Всякий раз, как попадал на Черные земли, моя душа напрягалась, как незрячее око, силясь узнать, разглядеть все, что она когда-то не успела запомнить, как не успела запомнить, осознать и самое себя, но что бескорыстно баюкало ее, когда она пребывала в младенческом беспамятстве. И узнавала. Так и во взрослой птице, наверное, живо, памятно тайное пазушное тепло, заботливое касанье, которое оставило на его трижды сменившихся перьях первое, еще родительское гнездо. По мере засыпанья на жесткой чабанской кровати я уменьшался в размерах — так ведь кажется любому взрослому, которому еще не перестало сниться детство. Меньше, меньше, пока не обретал способность, свернувшись калачиком, глубоко, покойно, без остатка уйти в исходное, застрешное лоно. В крохотную скорлупу, которую каждый из нас до конца дней невидимо таскает за спиной. И тогда уже знакомым становилось все: и звуки, и проникавший даже сюда, за стреху, лунный свет, и степь за стеной. И сердце теперь открывалось всему, на все откликалось, чутко баюкаясь в шелковых стропах целого мира.

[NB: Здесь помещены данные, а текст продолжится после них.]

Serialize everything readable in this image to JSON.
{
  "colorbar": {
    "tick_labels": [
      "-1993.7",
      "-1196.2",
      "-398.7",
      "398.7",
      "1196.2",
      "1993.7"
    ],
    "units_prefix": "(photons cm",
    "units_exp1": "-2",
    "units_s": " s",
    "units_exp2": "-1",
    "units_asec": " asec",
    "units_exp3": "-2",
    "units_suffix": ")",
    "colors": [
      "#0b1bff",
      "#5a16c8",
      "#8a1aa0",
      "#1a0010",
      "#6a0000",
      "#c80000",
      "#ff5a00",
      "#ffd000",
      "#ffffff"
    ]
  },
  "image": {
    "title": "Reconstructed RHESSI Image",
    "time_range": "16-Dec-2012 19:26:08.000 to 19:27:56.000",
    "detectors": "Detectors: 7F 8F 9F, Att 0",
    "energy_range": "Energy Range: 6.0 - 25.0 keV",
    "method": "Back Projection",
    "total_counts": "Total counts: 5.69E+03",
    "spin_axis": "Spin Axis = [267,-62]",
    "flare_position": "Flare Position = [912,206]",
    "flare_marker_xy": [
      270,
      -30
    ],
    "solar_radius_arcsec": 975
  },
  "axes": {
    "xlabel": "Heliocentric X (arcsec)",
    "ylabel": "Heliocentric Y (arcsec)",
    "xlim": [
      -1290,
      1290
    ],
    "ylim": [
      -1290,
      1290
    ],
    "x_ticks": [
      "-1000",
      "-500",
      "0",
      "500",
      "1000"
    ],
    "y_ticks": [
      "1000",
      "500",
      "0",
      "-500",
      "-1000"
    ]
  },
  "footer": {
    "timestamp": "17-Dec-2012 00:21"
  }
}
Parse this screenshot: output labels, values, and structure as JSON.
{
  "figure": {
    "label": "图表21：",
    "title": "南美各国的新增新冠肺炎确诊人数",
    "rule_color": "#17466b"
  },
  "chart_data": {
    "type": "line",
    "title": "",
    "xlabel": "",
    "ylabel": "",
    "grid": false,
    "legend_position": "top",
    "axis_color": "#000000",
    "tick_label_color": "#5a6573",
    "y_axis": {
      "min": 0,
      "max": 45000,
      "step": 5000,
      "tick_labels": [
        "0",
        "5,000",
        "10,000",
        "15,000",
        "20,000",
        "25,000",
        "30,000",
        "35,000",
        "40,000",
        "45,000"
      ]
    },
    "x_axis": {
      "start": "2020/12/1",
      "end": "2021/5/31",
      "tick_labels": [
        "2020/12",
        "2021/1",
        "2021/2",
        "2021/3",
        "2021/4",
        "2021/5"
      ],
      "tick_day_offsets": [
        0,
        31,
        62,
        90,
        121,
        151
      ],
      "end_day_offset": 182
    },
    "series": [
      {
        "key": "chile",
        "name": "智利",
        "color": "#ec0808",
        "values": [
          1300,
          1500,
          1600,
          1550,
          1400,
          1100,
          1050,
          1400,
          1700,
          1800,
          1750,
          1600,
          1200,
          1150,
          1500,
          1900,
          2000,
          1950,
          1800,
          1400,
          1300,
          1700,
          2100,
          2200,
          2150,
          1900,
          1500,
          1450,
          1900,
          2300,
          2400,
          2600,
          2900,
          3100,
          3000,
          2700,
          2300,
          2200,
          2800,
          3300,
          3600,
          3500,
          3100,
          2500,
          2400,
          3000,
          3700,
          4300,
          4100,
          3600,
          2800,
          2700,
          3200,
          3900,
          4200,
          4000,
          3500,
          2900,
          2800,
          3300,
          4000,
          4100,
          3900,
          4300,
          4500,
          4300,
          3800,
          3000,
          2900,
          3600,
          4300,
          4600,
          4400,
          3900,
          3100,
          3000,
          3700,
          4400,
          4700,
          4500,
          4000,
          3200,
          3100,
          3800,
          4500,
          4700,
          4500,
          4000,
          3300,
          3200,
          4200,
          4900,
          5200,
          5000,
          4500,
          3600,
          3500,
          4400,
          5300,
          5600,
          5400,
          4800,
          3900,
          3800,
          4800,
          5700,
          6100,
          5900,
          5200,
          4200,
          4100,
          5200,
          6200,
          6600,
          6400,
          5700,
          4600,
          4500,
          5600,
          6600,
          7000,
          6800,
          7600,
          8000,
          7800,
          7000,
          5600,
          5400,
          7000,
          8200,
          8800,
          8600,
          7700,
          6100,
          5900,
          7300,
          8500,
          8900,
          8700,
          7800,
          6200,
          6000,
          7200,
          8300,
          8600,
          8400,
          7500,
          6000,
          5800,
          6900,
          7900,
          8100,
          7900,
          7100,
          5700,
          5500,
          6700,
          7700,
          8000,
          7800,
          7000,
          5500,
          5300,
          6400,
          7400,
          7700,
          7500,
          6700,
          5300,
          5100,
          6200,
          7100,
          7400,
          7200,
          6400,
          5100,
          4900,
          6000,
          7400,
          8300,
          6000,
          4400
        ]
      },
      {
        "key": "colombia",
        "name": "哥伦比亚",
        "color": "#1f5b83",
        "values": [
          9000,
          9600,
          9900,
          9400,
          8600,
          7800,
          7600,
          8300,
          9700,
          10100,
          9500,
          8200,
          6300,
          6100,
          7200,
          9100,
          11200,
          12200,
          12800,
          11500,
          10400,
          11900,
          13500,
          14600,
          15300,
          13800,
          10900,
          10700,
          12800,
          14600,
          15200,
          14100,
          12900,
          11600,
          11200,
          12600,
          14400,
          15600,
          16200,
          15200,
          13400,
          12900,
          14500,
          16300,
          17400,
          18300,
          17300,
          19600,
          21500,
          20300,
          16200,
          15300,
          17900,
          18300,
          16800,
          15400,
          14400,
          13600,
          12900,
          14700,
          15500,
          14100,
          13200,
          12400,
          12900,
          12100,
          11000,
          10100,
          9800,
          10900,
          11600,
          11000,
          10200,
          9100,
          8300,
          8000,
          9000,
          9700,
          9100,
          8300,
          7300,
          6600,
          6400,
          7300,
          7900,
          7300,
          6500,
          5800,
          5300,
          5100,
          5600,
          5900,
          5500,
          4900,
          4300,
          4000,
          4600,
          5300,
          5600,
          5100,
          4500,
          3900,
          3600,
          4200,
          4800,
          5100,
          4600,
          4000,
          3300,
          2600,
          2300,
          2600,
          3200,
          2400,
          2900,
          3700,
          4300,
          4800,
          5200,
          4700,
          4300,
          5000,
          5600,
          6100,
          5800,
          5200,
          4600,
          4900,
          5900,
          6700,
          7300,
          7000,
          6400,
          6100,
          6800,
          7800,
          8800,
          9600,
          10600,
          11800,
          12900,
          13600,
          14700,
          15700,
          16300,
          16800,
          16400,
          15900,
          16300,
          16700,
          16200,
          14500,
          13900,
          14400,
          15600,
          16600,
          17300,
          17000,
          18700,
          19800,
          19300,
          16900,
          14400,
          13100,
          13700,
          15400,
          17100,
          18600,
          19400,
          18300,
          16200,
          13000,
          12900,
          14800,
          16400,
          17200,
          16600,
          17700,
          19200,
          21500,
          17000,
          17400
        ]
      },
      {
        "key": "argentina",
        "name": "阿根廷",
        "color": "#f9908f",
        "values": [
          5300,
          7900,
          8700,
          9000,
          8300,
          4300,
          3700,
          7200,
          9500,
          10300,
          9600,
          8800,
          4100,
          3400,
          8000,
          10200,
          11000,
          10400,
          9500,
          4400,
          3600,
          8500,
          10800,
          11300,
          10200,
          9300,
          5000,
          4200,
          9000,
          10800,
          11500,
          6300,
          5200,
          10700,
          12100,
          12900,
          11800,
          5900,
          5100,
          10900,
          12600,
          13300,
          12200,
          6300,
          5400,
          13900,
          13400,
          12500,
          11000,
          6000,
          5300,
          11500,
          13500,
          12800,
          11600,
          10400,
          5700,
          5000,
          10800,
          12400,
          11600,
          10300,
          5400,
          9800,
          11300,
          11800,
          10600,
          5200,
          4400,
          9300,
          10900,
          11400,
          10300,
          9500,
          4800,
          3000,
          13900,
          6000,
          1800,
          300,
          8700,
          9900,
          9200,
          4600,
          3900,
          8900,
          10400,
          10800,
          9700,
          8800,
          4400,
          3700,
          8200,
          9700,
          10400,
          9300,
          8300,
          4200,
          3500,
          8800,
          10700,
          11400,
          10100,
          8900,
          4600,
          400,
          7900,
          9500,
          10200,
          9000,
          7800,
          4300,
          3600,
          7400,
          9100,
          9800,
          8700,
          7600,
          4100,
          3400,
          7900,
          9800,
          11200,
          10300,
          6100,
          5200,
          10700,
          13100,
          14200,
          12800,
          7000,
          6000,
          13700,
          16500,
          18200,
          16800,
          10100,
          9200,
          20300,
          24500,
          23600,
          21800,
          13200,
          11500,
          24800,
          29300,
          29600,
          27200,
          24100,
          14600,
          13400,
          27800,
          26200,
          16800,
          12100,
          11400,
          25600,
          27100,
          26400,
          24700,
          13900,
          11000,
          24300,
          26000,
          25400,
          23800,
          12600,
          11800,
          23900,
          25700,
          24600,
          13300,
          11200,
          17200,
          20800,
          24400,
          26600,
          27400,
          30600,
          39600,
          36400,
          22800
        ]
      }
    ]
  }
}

Мать тогда слетала ко мне, в свое давно покинутое и выстывающее гнездо…
По рассказам, я прожил на Черных год, находясь в основном на попечении арбички бабки Линчихи — мать на сей раз была пастушкой, — степи и самого себя. И теперь, когда бываю в этих краях, собственное младенчество слепо и ласково тычется ко мне. Ягненком, ветерком, весенним травяным разливом. И мое представление о матери тоже переворачивается как пласт созревшей зяби, выпрастывая наружу потайные ходы кореньев, сокровенность «спода», основанья жизни, распространяя в горячем еще августовском воздухе свежий, нутряной запах близящейся осени. Вызволяешь из комковатой земли один из таких корешков, самый крохотный, а он крепится к другому, другой — к третьему… Выщупываешь их пальцами и вдруг на каком-то неприметном сращенье натыкаешься на паутинку собственного бытия. В жизни матери нет случайностей, в ней все подчинено главному — материнству.
Вот один корешок. Я нащупал его чужими пальцами: о гадюке мне рассказала тетка Лидия, материна двоюродная сестра. Прячется она здесь, в бескровных почвах Черных земель. А такие вот лунные ночи, когда, как в песне поется, хоть иголки собирай, они, кажется, не только землю обнажают до последней морщины, до самого дна, но и то, что в ней: запахи, вздохи, коренья…
Корешок-то — мышиный хвостик.
Дело было осенью. Дожди еще только зрели в разных углах замутившегося неба, а в степи дичал, догуливал свое ветер. День-другой — хлюпнет с неба, и ветер загустеет, состарится, а пока он поджар и легок и прохватывает степь из конца в конец. Наждачная злость уже появилась в нем — лица у чабанов красны, и овцы бегут под ветер, уже не рассыпаясь по степи, а, напротив, сбиваясь в теплые кучи.
Бабка Линчиха уехала в село, и Настю оставили на хозяйстве. Она затеялась с хлебом. Опару поставила с вечера, а теперь собралась растопить большую русскую печку, сложенную в землянке, и носила в хату солому. Лучше нет для хлеба топки, чем свежая, не попорченная чернотой соломка. Принесла вязанку, свалила в хате возле печки, заглянула на ходу в старое прохудившееся корыто, которое стояло тут же неподалеку и в котором была устроена постель для ее сына, — в последнее время Настя видела его нечасто и теперь рада была подвернувшемуся случаю: целый день с сыном. Мальчик спал, неясная улыбка шевелилась у него на губах. Настя тотчас угадала ее, с готовностью отозвалась и с просиявшим лицом ступила за порог — одной вязанки для печки было мало.